Der Mord an Marwa el-Sherbini hat auch etwas anderes deutlich gezeigt: Dass diese Frau hervorragend gebildet war, Deutsch sprach und das deutsche Rechtssystem nicht nur anerkannte, sondern sich ihm sogar anvertraute, hat sie nicht vor der schrecklichen Gewalttat bewahrt. Auch wenn sie schon bald nach Ägypten zurückkehren wollte, entsprach sie fast dem konservativen Wunschbild der „Integration“. Das hat sie nicht geschützt. Wir müssen uns also die Frage stellen, ob wir in Sachsen den Menschen, die von vielen als „Fremde“ wahrgenommen werden, den Respekt entgegenbringen, auf den jeder, wirklich jeder Mensch Anspruch haben muss – unabhängig von Herkunft oder Religionszugehörigkeit.

61 Kommentare

  1.   riccardo

    Dieses Zonenbashing geht einem langsam auf den Zeiger. Was kann denn Erich dafür, wenn ein eingewanderter Russe eine Muslima umbringt. Man müsste also eher sagen: Russland ist schuld am Tode Marwas. Da wurde der Kerl schließlich sozialisiert.

  2.   Joachim S.

    Jooo klar, Riccardo, genuine Deutsche können gar nichts Böses tun. Ohne Ausländer hätten wir das Paradies!

  3.   riccardo

    Na ja, das Paradies hätten wir ohne ihr Geschwafel.

  4.   Marco

    Wenn die Frau von ihrem Ehemann umgebracht worden wäre, hätte es nur eine kurze Randnotiz in der Tagespresse gegeben. Die Tatsache, dass diesmal ein nicht-moslemischer Täter der Mörder war, scheint eine so große Ausnahme zu sein, dass es immer und immer wieder für eine Thematisierung – mit möglichst abstrusen Erklärungstheorien – herhalten muss.

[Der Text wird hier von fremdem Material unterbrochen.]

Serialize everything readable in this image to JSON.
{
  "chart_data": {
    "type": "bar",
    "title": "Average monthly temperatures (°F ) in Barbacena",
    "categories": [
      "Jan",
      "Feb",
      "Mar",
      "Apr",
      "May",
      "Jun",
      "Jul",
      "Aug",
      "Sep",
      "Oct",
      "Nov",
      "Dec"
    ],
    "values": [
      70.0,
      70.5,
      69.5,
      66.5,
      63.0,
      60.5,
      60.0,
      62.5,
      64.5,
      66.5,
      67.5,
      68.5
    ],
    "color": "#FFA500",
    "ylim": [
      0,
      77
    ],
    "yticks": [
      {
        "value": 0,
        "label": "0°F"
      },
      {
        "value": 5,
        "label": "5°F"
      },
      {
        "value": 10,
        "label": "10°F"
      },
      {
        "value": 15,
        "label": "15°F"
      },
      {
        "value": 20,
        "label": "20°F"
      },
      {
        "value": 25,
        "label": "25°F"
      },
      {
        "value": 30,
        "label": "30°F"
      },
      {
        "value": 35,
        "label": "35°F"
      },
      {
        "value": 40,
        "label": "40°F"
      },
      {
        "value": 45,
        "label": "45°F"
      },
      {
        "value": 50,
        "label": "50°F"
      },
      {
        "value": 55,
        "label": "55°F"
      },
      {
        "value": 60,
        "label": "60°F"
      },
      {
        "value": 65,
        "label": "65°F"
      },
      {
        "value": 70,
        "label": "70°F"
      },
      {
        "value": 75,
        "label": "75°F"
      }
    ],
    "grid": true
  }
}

  5. @ riccardo: Lesen Sie mal den Text. Lesen Sie die Statistiken über rechtsradikal motivierte Morde in Deutschland nach der Wiedervereinigung. Es sind etwa 140 Fälle nach der Zählung der Opferverbände. Die Regierung spricht von 40, weil sie nur die ganz eindeutig und unmittelbar politisch motivierten Taten zählt. Nach Opfern gerechnet ist der Rechtsextremismus gefährlicher als Islamismus und Linksterrorismus.

  6.   Jeanne

    @Jörg Lau:
    Marco bezieht sich wohl darauf, dass die größte Bedrohung für muslimische Frauen in Deutschland nicht verrückte Russen sind, sondern die eigenen Ehemänner/Brüder/Familien.

  7.   emcee

    Vielen Dank für den Hinweis auf den Artikel von Antje Hermenau!

    Bin auch schon einmal in Leipzig von einem Jugendlichen mit „nationaler“ Gesinnung bewusst angerempelt worden. Es ging sicher um meine Frau, die ein Kopftuch trägt.

    Gibt es derzeit nicht auch im Freistaat Thüringen ein Angebot zur „Heimreise“, das einem CDU-Mitglied angolanischer Herkunft unterbreitet worden ist?

  8.   Legrand

    Nicht schon wieder
    Laßt der bedauernserten Toten endlich ihre Ruhe!
    @riccardo: Bemerkenswert ist doch, daß plötzlich die DDR, also die gute, anti-faschistische und sozialistisch linke Tante DDR plötzlich schuld an allem Übel sein soll. Da scheinen jemandem aber die Argumente ausgegangen zu sein. Oder ist jetzt Schizophrenie angesagt?

  9.   emcee

    @ legrand

    Gut, faschistisch geht absolut nicht mehr. Nie wieder! Was soll allerdings an „sozialistisch-links“ gut sein. Die DDR hatte nur das „national“ aus dem Programm gestrichen. Selbst die Uniformen der NVA wurden noch nach Wehrmacht-Schnitten angefertigt. Vielleicht waren es ja auch Restbestände. Aus HJ wurde FDJ usw.

    Fakt ist, dass die neuen Fünf erheblichen Nachholbedarf haben. Sie sind noch nicht richtig in der Wirklichkeit angekommen. Das beweist unter anderem die hohe Zustimmung zur Linken.

    Vielleicht ist das auch ein Grund für die wirtschaftlichen Probleme im Osten?